NEW YORK: Eastman Kodak Co. posted a better-than-expected fourth-quarter profit on January due to lower costs, higher technology licensing revenue and strength in its photo kiosk business.
Shares of Kodak, the top maker of photographic film, rose 1.8% to $25.97 after the company said it managed to boost sales from kiosks, which are self-service terminals where customers can edit and print digital photos.
But sales of digital cameras and accessories fell 25% as Kodak focused on products with higher profit margins, and fourth-quarter revenue missed average Wall Street estimates.
“This quarter revenue was light (and) most of their profitability comes from intellectual property licensing, which is nonrecurring,” said Cross Research analyst Shannon Cross. “We continue to believe that investors are most focused on what is going to happen on Feb. 8.”
At the investor meeting next week, Kodak’s first after twice postponing in 2006, executives are expected to shed light on their plans once all the restructuring is done. Kodak may also introduce new products, possibly including inkjet printers.

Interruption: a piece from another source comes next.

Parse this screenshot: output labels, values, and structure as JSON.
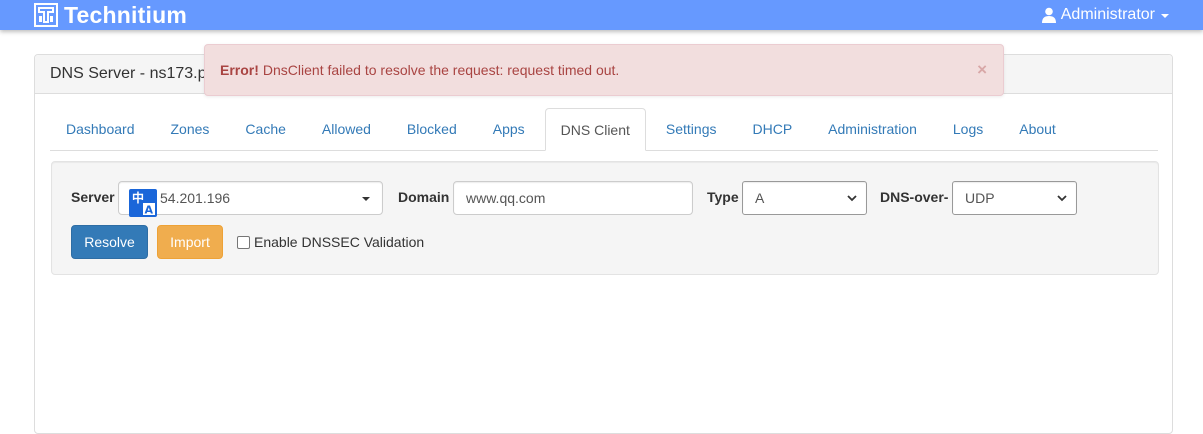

Kodak has said that 2007 would be the last year of its lengthy and costly transformation into a smaller company that focuses on digital photography products and services.

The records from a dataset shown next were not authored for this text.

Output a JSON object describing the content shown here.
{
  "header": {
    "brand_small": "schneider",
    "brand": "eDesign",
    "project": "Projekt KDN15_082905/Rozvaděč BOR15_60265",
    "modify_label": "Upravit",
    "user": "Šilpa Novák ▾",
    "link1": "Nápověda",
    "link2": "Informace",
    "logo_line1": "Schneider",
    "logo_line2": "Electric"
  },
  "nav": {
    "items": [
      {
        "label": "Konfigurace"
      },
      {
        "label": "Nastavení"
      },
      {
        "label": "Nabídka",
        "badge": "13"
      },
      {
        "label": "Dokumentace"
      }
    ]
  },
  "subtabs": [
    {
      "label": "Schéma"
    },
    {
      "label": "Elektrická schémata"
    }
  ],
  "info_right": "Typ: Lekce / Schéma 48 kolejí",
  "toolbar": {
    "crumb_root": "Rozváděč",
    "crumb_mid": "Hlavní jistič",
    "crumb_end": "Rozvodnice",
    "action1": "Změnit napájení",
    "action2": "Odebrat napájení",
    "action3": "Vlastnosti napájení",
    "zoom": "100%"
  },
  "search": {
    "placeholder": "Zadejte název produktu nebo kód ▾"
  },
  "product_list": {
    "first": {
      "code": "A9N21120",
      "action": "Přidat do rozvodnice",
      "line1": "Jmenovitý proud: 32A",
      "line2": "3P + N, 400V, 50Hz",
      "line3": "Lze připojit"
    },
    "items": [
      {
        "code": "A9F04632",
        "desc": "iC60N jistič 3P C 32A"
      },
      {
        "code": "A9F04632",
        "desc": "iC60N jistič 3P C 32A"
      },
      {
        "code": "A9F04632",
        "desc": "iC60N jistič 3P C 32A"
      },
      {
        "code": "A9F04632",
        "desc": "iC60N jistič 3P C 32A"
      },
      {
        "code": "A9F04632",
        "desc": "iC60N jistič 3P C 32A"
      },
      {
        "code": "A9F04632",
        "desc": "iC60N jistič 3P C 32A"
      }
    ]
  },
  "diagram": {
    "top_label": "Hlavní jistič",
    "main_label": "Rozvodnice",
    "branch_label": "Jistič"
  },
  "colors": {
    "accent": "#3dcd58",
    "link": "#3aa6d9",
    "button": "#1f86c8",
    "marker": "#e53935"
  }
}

It reported net income of $16 million, or 6 cents a share, in the fourth quarter, compared with a loss of $46 million, or 16 cents a share, a year before.
Excluding one-time costs and other special items, the profit was 59 cents a share, beating the average analyst forecast of 56 cents, according to Reuters Estimates.
But revenue fell 9% to $3.82 billion and was short of the Wall Street consensus of $3.95 billion. Analysts said that included $123 million of technology licensing revenue.